Sendi P, Palmer A J, Gafni A, Battegay M
Center for Health Economics and Policy Analysis, Department of Clinical Epidemiology and Biostatistics, McMaster University, Hamilton, Ontario, Canada.
Pharmacoeconomics. 2001;19(7):709-13. doi: 10.2165/00019053-200119070-00001.

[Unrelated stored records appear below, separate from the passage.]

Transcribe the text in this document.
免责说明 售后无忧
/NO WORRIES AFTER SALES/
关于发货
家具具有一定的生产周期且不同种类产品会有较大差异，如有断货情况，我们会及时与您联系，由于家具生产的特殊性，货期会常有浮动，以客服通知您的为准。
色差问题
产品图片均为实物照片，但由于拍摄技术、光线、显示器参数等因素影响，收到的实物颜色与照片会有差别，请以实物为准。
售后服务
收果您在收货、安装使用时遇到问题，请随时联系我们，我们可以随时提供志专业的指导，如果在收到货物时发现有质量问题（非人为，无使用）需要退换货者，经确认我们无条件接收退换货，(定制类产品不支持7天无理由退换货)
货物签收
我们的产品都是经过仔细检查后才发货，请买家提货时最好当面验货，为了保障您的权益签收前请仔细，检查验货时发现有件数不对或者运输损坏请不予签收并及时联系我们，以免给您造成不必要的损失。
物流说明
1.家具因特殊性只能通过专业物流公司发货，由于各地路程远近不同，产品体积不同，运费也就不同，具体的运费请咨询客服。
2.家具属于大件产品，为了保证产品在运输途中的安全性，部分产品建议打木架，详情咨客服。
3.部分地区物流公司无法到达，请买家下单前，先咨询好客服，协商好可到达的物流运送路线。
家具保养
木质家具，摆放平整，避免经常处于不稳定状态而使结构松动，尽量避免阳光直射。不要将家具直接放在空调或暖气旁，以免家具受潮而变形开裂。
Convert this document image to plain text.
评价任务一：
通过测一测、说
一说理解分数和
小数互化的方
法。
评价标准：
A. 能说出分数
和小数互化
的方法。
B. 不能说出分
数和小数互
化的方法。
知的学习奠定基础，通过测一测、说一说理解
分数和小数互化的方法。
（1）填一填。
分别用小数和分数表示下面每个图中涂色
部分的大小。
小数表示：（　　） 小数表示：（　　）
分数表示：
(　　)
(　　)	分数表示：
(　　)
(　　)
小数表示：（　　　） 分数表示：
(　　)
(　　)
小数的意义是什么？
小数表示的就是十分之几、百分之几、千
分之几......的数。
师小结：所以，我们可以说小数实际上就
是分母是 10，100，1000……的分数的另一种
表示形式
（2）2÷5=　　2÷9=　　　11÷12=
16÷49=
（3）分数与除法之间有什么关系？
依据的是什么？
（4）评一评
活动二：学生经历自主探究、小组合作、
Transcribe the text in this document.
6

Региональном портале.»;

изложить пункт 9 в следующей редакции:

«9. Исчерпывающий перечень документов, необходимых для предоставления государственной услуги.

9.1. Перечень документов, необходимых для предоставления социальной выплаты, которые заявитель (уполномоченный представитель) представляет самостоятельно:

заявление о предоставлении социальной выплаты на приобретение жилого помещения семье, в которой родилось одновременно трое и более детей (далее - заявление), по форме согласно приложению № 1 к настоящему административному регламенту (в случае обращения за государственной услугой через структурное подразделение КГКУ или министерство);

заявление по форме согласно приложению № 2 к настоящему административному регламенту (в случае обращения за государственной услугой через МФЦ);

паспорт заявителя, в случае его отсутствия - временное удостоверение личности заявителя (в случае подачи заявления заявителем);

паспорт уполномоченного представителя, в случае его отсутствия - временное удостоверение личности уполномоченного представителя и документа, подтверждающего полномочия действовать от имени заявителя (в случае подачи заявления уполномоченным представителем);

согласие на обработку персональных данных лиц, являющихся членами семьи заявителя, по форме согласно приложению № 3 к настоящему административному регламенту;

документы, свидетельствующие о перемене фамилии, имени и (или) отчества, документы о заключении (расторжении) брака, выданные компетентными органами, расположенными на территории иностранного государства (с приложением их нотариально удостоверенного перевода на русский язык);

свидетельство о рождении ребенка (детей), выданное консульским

The advent of highly active antiretroviral therapy (HAART), including protease inhibitors and/or non-nucleoside reverse transcriptase inhibitors, for the treatment of HIV infection has led to a dramatic decline of morbidity and mortality. The acquisition costs of HAART are substantial. However, these costs are partially offset by reduced inpatient care for opportunistic infections and other AIDS-related diseases. Furthermore, job productivity in patients infected with HIV is increased under HAART. In developed countries with a low unemployment rate, the discounted value of savings caused by increased productivity in earlier years exceeds the discounted value of later increases in costs resulting from morbidity. Therefore, HAART represents a very efficient treatment strategy that leads to overall cost savings when taking a societal perspective.
包括蛋白酶抑制剂和/或非核苷类逆转录酶抑制剂在内的高效抗逆转录病毒疗法(HAART)的出现,用于治疗HIV感染,已导致发病率和死亡率大幅下降。HAART的购置成本很高。然而,这些成本因机会性感染和其他与艾滋病相关疾病的住院护理减少而得到部分抵消。此外,接受HAART治疗的HIV感染者的工作效率有所提高。在失业率较低的发达国家,早年因生产力提高而节省的成本的贴现价值超过了后来因发病导致的成本增加的贴现价值。因此,从社会角度来看,HAART是一种非常有效的治疗策略,可带来总体成本节约。